Lost in the attraction / abstraction

Generative animation, 264 exemplaires, 2022.

In physics, chaos is not synonymous with disorder. Here we are referring to deterministic chaos, which reflects the existence of a group of nonlinear physical phenomena in nature that are sensitive to initial conditions and whose geometric structures are fractals. In deterministic chaos, there is a certain order within apparent disorder.

This project utilizes the Clifford attractor to move points. The Clifford attractor is a mathematical formula that allows a point to be moved from its current position using four constants (four numbers that never change). You can see a possible application of this attractor on Paul Bourke’s website.

Most visuals generated with attractors involve a point placed at the center of space that is moved X number of times, often thousands, millions, or even billions of times, while changing its color. With each movement, the point stretches the line, creating curves and convolutions. Everything is determined by the four constants, which are typically within the range of -2 to +2. Sometimes, certain values of the constants can cause the point to never move.

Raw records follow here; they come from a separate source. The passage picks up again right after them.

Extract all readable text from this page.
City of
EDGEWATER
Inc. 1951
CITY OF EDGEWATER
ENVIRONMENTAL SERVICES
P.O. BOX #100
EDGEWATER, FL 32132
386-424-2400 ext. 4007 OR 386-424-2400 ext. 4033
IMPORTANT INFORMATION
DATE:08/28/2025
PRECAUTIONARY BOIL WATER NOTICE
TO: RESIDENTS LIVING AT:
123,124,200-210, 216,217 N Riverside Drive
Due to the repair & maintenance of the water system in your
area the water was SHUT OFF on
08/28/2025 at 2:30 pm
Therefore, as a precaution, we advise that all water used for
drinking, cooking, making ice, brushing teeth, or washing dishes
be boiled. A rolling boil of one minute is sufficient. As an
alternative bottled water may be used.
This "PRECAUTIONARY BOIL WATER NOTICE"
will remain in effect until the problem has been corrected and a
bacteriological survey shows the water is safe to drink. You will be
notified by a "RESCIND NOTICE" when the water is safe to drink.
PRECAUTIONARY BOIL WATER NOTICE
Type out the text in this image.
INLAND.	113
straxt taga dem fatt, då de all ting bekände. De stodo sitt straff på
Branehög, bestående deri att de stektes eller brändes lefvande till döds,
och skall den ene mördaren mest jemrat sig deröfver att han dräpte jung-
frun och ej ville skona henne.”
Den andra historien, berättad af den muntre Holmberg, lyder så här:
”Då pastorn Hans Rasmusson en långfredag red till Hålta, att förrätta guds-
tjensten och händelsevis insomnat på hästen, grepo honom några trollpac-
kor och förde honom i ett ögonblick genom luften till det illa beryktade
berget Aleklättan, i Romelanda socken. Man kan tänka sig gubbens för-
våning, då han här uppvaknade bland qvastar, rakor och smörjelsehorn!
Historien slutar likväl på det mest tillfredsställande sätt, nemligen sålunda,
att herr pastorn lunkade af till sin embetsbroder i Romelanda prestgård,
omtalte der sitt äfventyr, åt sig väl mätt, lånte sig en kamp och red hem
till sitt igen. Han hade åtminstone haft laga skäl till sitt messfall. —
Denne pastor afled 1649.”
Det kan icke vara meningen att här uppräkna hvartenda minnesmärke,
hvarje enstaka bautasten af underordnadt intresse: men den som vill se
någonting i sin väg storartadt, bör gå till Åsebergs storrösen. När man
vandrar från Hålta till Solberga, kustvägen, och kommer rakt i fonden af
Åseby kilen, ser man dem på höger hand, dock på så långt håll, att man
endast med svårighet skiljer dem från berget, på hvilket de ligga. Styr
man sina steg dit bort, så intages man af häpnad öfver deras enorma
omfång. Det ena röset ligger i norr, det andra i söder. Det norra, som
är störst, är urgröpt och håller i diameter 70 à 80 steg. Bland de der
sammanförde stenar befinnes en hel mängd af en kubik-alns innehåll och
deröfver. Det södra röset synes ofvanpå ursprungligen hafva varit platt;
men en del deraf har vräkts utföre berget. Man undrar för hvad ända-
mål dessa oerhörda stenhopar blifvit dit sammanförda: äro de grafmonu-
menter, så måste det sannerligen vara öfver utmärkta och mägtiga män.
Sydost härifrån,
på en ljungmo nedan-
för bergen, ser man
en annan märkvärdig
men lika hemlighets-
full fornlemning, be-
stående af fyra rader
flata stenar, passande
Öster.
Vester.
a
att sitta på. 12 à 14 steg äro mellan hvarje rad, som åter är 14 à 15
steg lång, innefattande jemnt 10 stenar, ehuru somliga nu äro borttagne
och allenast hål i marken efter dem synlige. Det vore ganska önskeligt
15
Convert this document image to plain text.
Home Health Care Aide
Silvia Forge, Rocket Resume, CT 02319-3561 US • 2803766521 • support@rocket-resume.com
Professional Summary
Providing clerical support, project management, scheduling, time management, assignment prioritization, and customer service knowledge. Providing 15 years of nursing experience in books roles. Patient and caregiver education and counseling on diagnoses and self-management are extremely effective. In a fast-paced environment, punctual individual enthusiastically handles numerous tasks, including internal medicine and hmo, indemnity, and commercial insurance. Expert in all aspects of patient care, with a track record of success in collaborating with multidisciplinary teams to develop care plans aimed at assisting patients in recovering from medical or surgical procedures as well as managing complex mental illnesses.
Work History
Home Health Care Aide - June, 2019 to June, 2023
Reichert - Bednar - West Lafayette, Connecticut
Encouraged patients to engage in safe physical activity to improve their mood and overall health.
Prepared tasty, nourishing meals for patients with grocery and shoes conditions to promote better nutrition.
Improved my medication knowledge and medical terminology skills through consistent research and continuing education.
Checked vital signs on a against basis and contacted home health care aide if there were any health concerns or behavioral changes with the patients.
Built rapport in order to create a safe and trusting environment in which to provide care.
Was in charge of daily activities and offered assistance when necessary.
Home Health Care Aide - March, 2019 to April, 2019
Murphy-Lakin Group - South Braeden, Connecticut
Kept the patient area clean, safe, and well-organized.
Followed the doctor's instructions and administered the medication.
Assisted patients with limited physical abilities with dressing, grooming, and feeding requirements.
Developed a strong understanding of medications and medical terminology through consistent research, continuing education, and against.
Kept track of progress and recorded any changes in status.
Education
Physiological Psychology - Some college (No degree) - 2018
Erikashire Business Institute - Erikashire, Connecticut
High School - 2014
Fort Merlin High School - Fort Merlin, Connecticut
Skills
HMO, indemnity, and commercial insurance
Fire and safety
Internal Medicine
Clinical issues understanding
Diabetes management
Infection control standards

The idea behind the Lost in the Attraction/Abstraction program is to use random constants. The problem is that, in some cases, as described above, nothing happens. To address this, a list of possible constants can be created, and random selection can be made from that list. This idea is already employed in the Attractors series, but I wanted to experiment further by evolving these constants. This involves introducing a tiny value to each of the four constants with every movement. As a result, the sketch no longer draws just one attractor but an interpolation between many attractors. In the movement of each point, you can perceive sudden jerks, abrupt changes, and moments of pause.